In January Wal-Mart announced that internal tests of EPC Class 1 Gen 2 tags and readers showed improved read rates of products in motion, and indicated it would phase out the use of Gen 1 tags by midyear. The retailer has now set a sunset date of June 30, after which it will no longer accept the use of Gen 1 tags on the cases and pallets it receives from its suppliers. Rollin Ford, Wal-Mart's new executive vice president and chief information officer, announced the deadline during a speech at a CIO summit, hosted by Wal-Mart in Bentonville, Ark., on Apr. 12, according to statement released by the retailer.

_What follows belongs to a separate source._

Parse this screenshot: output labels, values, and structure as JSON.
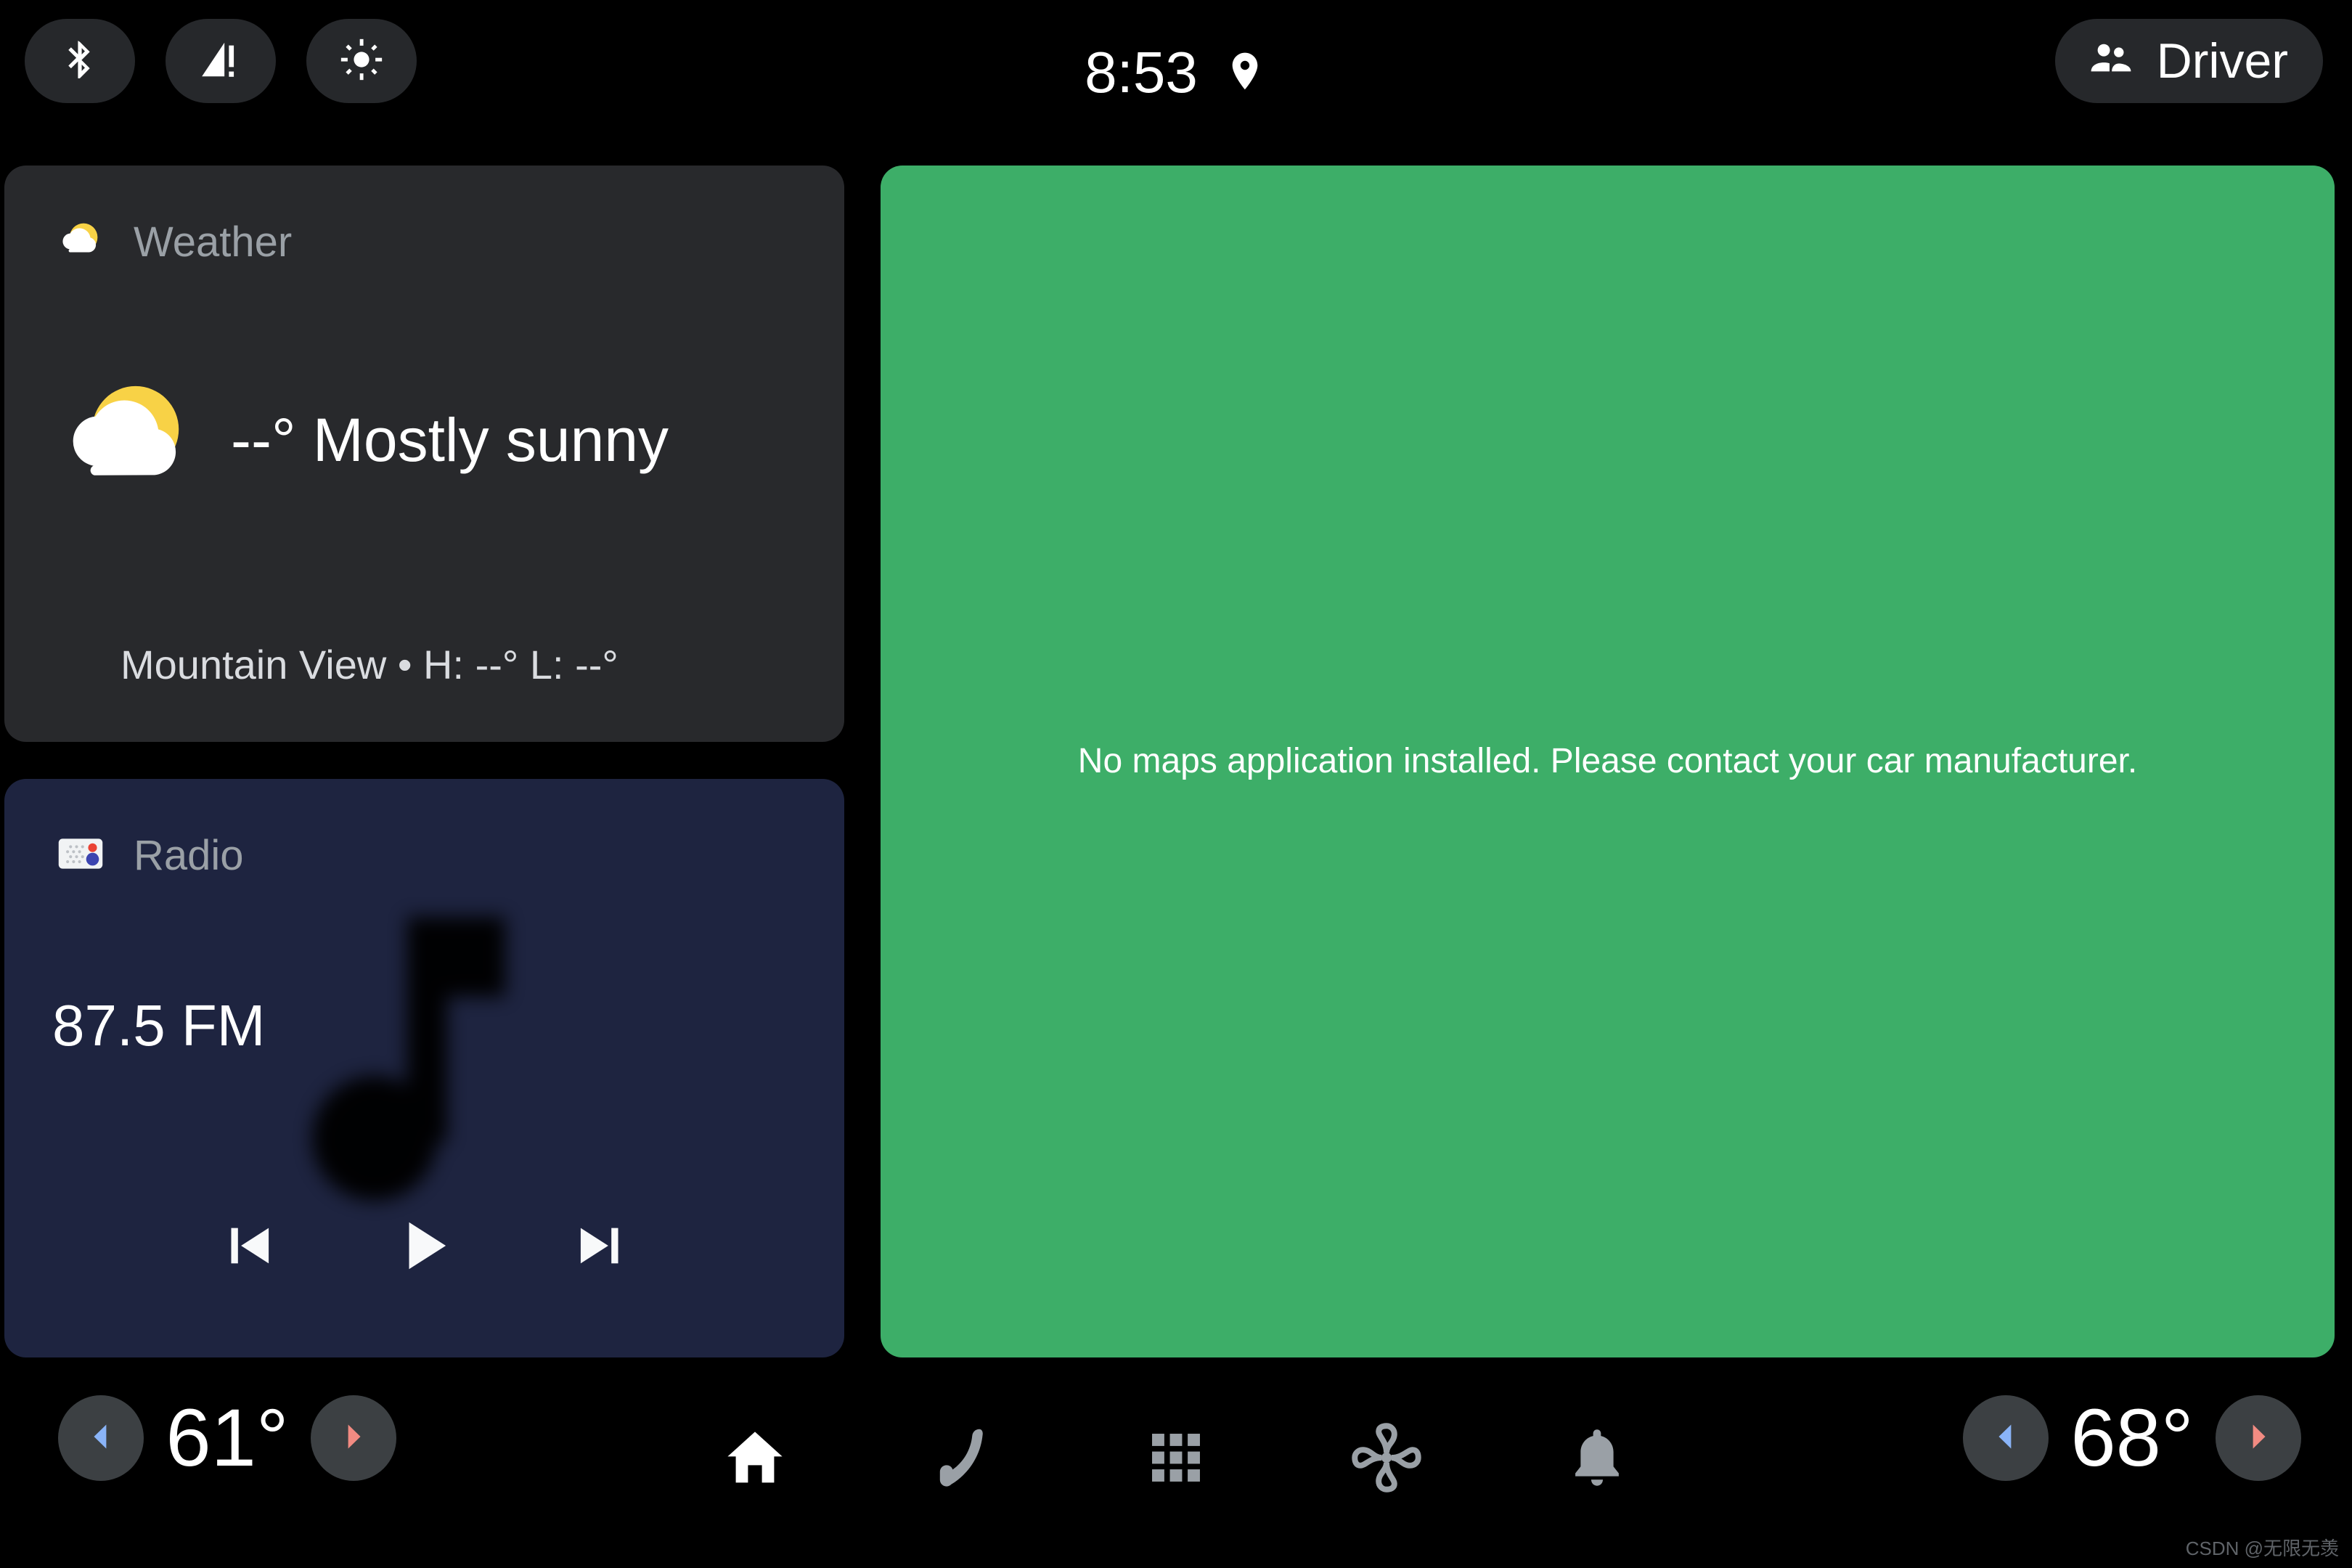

"Toward the end of last year, we polled our suppliers, to get an idea of when they thought they could switch to Gen 2 tags," says Simon Langford, Wal-Mart's manager of RFID strategies. Most of them indicated that by the second quarter of 2006, they would have enough Gen 2 tags and the infrastructure and middleware upgrades needed to support Gen 2 tagging, he explains.


Simon Langford

Langford says that the RFID interrogators used at all RFID-enabled Wal-Mart and Sam's Club stores and distribution centers have been updated, via firmware, to read and process Gen 2 tags. In addition, the retailer's middleware platform, which is proprietary, has been upgraded to manage the readers and process data from Gen 2 tags.

During the CIO Summit, Ford told the audience that he plans to continue the work of his predecessor, Linda Dillman, in driving Wal-Mart's RFID strategy and technology deployment. Dillman is now the company's executive vice president of risk management and benefits administration. Ford was previously Wal-Mart's executive vice president of logistics and supply chain. He also noted the progress that tag makers have made in creating near-field UHF tags designed for item-level tagging, calling the new tag designs a "breakthrough."

Near-field tags have antennas designed for operation in the near-field, or magnetic energy field (see Wal-Mart Seeks UHF for Item-Level).

"I think a lot of the [tag] studies that have been done prior [to the introduction of near-field tags] are invalid, and they need to be done again," says Langford. "The whole [playing] field has been changed now."

He says that the retailer is about to embark on a pilot to test the effectiveness of RFID-enabled forklifts at six of its RFID-enabled Sam's Club locations. "We've been piloting some beta types of RFID-enabled forklifts in our lab, for a proof on concept test, for the past three months," he explains.

The forklifts, made by an undisclosed supplier, will be used to identify tagged cases and pallets of goods as they are transported in the back rooms, as well as to the sales floor, of the Sam's Club stores. Location tags embedded in the shelves holding the pallets will also be read by the interrogator on the forklift, and workers will use this data to determine the location of the tagged goods in the store.